Takeaway: While a lot of general news sites are featured here (and they’re always great to target and create content for). But note that there are also more vertical-specific publishers that appear here, like Quartz for business, Gizmodo for technology, and E News! for entertainment. Don’t overlook industry-specific (and industry-respected) publishers when building out your pitch lists.
Which entities with wiki entries drive the most links?
In addition to category labeling, Google’s Natural Language API tools can also give you back “entities” (person, place, thing, brand, etc.). Google returns two types of entities: a broad “web entity” and a “wiki entity,” which is an entity with a known Wikipedia page. These wiki entities are more useful in this case because they allow us to exclude the long-tail of entities that do not appear on many articles, leaving only the more common entities. Applying this labeling to my dataset of top performing link building articles, I’m able to uncover additional valuable findings.
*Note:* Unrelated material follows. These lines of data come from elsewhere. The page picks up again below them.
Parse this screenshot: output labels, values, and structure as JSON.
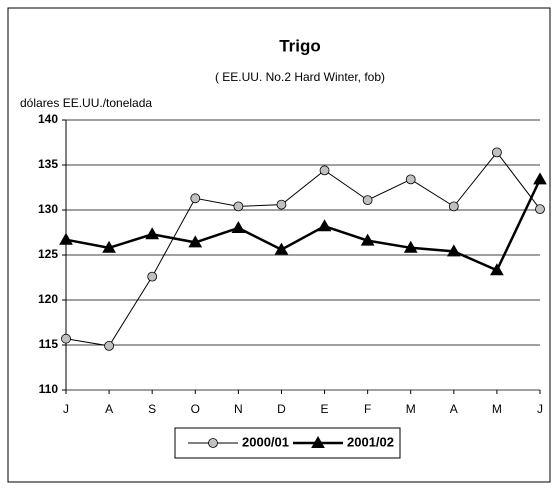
{
  "chart_data": {
    "type": "line",
    "title": "Trigo",
    "subtitle": "( EE.UU. No.2 Hard Winter, fob)",
    "y_label": "dólares EE.UU./tonelada",
    "categories": [
      "J",
      "A",
      "S",
      "O",
      "N",
      "D",
      "E",
      "F",
      "M",
      "A",
      "M",
      "J"
    ],
    "series": [
      {
        "name": "2000/01",
        "color": "#c0c0c0",
        "marker": "circle",
        "values": [
          115.7,
          114.9,
          122.6,
          131.3,
          130.4,
          130.6,
          134.4,
          131.1,
          133.4,
          130.4,
          136.4,
          130.1
        ]
      },
      {
        "name": "2001/02",
        "color": "#000000",
        "marker": "triangle",
        "values": [
          126.7,
          125.8,
          127.3,
          126.4,
          128.0,
          125.6,
          128.2,
          126.6,
          125.8,
          125.4,
          123.3,
          133.4
        ]
      }
    ],
    "ylim": [
      110,
      140
    ],
    "yticks": [
      110,
      115,
      120,
      125,
      130,
      135,
      140
    ],
    "grid": true,
    "legend": "bottom"
  }
}
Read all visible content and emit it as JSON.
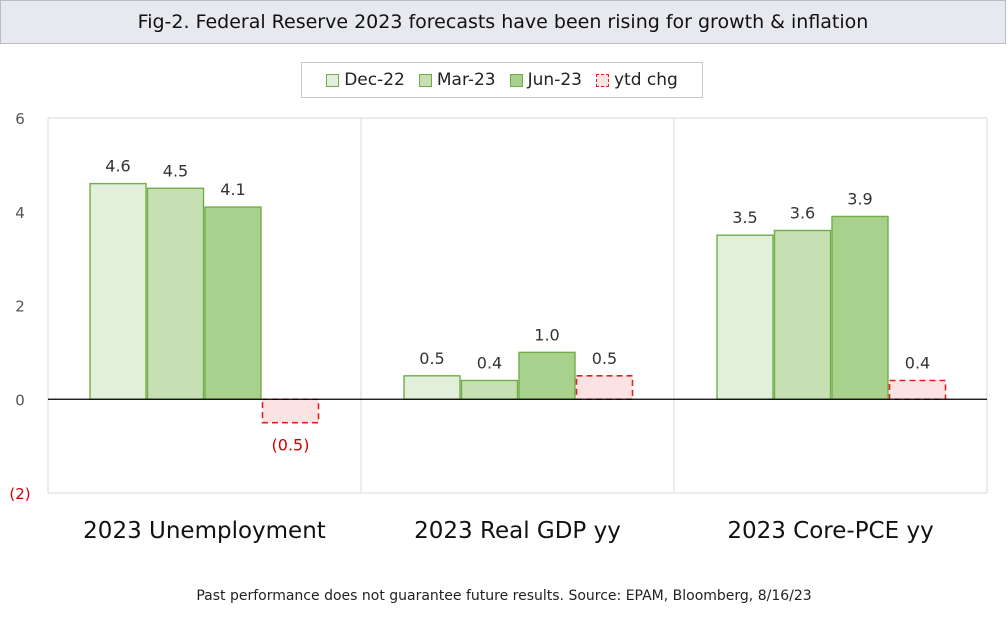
{
  "title": "Fig-2. Federal Reserve 2023 forecasts have been rising for growth & inflation",
  "footer": "Past performance does not guarantee future results.  Source: EPAM, Bloomberg, 8/16/23",
  "colors": {
    "dec22": "#e2efda",
    "mar23": "#c6e0b4",
    "jun23": "#a9d18e",
    "bar_border": "#70ad47",
    "ytd_fill": "#fde2e4",
    "ytd_border": "#e02020",
    "grid": "#d9d9d9",
    "axis": "#000000"
  },
  "chart_data": {
    "type": "bar",
    "categories": [
      "2023 Unemployment",
      "2023 Real GDP yy",
      "2023 Core-PCE yy"
    ],
    "series": [
      {
        "name": "Dec-22",
        "values": [
          4.6,
          0.5,
          3.5
        ],
        "labels": [
          "4.6",
          "0.5",
          "3.5"
        ]
      },
      {
        "name": "Mar-23",
        "values": [
          4.5,
          0.4,
          3.6
        ],
        "labels": [
          "4.5",
          "0.4",
          "3.6"
        ]
      },
      {
        "name": "Jun-23",
        "values": [
          4.1,
          1.0,
          3.9
        ],
        "labels": [
          "4.1",
          "1.0",
          "3.9"
        ]
      },
      {
        "name": "ytd chg",
        "values": [
          -0.5,
          0.5,
          0.4
        ],
        "labels": [
          "(0.5)",
          "0.5",
          "0.4"
        ]
      }
    ],
    "ylim": [
      -2,
      6
    ],
    "yticks": [
      6,
      4,
      2,
      0,
      -2
    ],
    "ytick_labels": [
      "6",
      "4",
      "2",
      "0",
      "(2)"
    ],
    "legend_position": "top-center",
    "grid": "vertical category separators"
  }
}
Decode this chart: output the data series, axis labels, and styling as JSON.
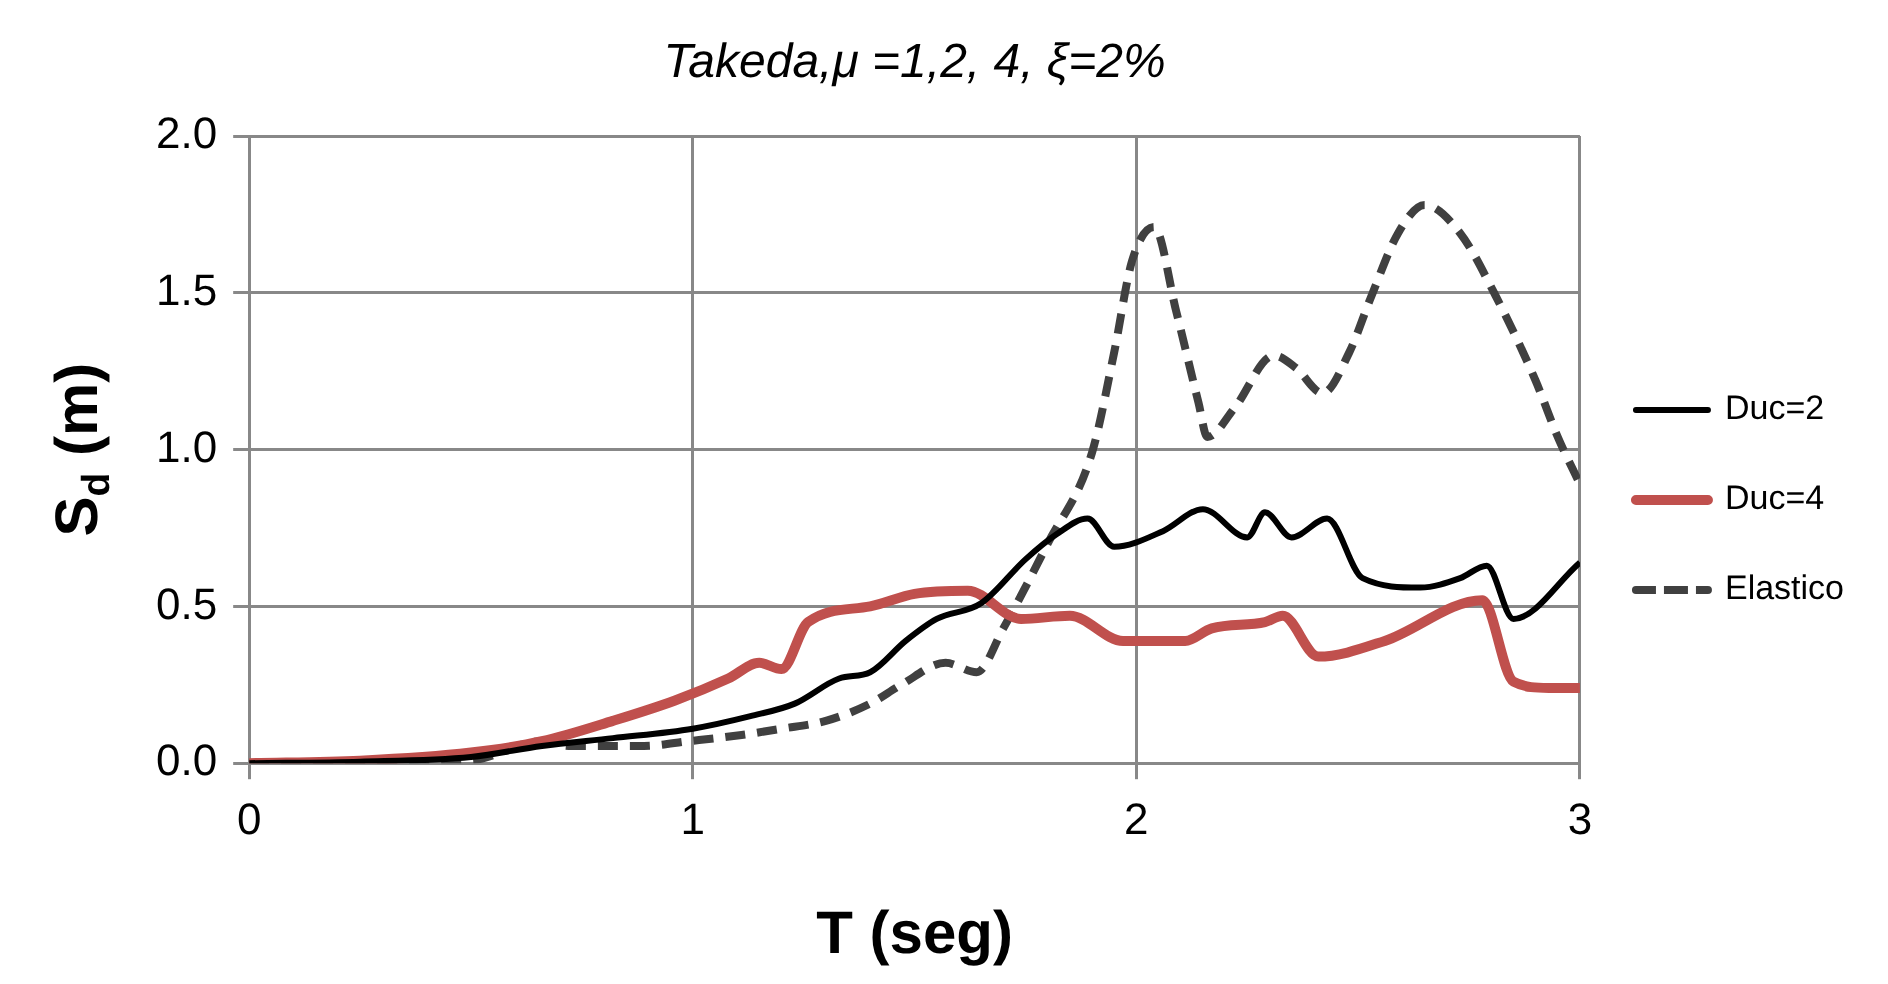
{
  "chart_data": {
    "type": "line",
    "title": "Takeda,μ =1,2, 4, ξ=2%",
    "xlabel": "T (seg)",
    "ylabel": "S$_{d}$ (m)",
    "xlim": [
      0,
      3
    ],
    "xticks": [
      0,
      1,
      2,
      3
    ],
    "ylim": [
      0,
      2
    ],
    "yticks": [
      {
        "value": 0,
        "label": "0.0"
      },
      {
        "value": 0.5,
        "label": "0.5"
      },
      {
        "value": 1,
        "label": "1.0"
      },
      {
        "value": 1.5,
        "label": "1.5"
      },
      {
        "value": 2,
        "label": "2.0"
      }
    ],
    "grid": true,
    "legend": "right",
    "marker": "none",
    "series": [
      {
        "name": "Duc=2",
        "color": "#000000",
        "line_style": "solid",
        "x": [
          0,
          0.25,
          0.5,
          0.66,
          0.82,
          1.0,
          1.13,
          1.23,
          1.33,
          1.4,
          1.48,
          1.55,
          1.65,
          1.75,
          1.82,
          1.89,
          1.95,
          2.06,
          2.15,
          2.25,
          2.29,
          2.35,
          2.43,
          2.51,
          2.64,
          2.73,
          2.79,
          2.85,
          3.0
        ],
        "values": [
          0,
          0.005,
          0.02,
          0.055,
          0.08,
          0.11,
          0.15,
          0.19,
          0.27,
          0.29,
          0.39,
          0.46,
          0.51,
          0.65,
          0.73,
          0.78,
          0.69,
          0.74,
          0.81,
          0.72,
          0.8,
          0.72,
          0.78,
          0.59,
          0.56,
          0.59,
          0.63,
          0.46,
          0.64
        ]
      },
      {
        "name": "Duc=4",
        "color": "#c0504d",
        "line_style": "solid",
        "x": [
          0,
          0.25,
          0.5,
          0.66,
          0.82,
          0.96,
          1.08,
          1.15,
          1.2,
          1.26,
          1.4,
          1.5,
          1.62,
          1.74,
          1.85,
          1.97,
          2.11,
          2.17,
          2.29,
          2.33,
          2.41,
          2.56,
          2.78,
          2.85,
          2.93,
          3.0
        ],
        "values": [
          0,
          0.008,
          0.034,
          0.07,
          0.135,
          0.2,
          0.27,
          0.32,
          0.3,
          0.45,
          0.5,
          0.54,
          0.55,
          0.46,
          0.47,
          0.39,
          0.39,
          0.43,
          0.45,
          0.47,
          0.34,
          0.39,
          0.52,
          0.26,
          0.24,
          0.24
        ]
      },
      {
        "name": "Elastico",
        "color": "#404040",
        "line_style": "dashed",
        "x": [
          0,
          0.25,
          0.5,
          0.66,
          0.72,
          0.89,
          0.99,
          1.11,
          1.2,
          1.3,
          1.4,
          1.47,
          1.57,
          1.64,
          1.7,
          1.8,
          1.9,
          1.95,
          1.99,
          2.04,
          2.09,
          2.14,
          2.16,
          2.22,
          2.31,
          2.36,
          2.42,
          2.48,
          2.53,
          2.59,
          2.65,
          2.73,
          2.81,
          2.9,
          2.95,
          3.0
        ],
        "values": [
          0,
          0.004,
          0.01,
          0.07,
          0.055,
          0.055,
          0.07,
          0.09,
          0.11,
          0.135,
          0.19,
          0.25,
          0.32,
          0.29,
          0.43,
          0.7,
          0.99,
          1.31,
          1.6,
          1.71,
          1.44,
          1.15,
          1.04,
          1.13,
          1.3,
          1.26,
          1.18,
          1.31,
          1.49,
          1.69,
          1.78,
          1.69,
          1.49,
          1.22,
          1.04,
          0.89
        ]
      }
    ]
  }
}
Overall Event entities Location entities Consumer good entities Organization entities Work of art entities Person entities
The view above is the entities that drive the highest numbers of median linking domains. These topics can be thought of as the “most newsworthy” or “most likely to syndicate.” Notice that many are location based and can be inferred to mostly represent breaking news related to a specific place. I also see individual people like Paul Manafort, Colin Kaepernick, and other person entities often taking top spots. Take a look at the full Tableau dashboard for many more interesting insights on which entities tend to overperform. Takeaway: After exploring the Tableau dashboards, consider which entities might be the most evergreen and applicable to your content, and brainstorm how you might be able to incorporate them into your content. Back to our hypothetical nutrition app — you might have noticed a lot of locations appear in the “overall” list. Consider geographic angles to increase your content’s appeal; perhaps a list of local restaurants that offer healthy food!
Further exploration
If you want to dive a bit deeper, feel free to explore the additional tabs in the Tableau Dashboard, where you’ll find views of the more granular entities. In general, I’ve found utilizing AI driven tools to be a huge benefit for uncovering actionable insights about how to identify the right categories/topics/entities to create content on and which media outlets will result in the best chance at high levels of visibility and link syndication success.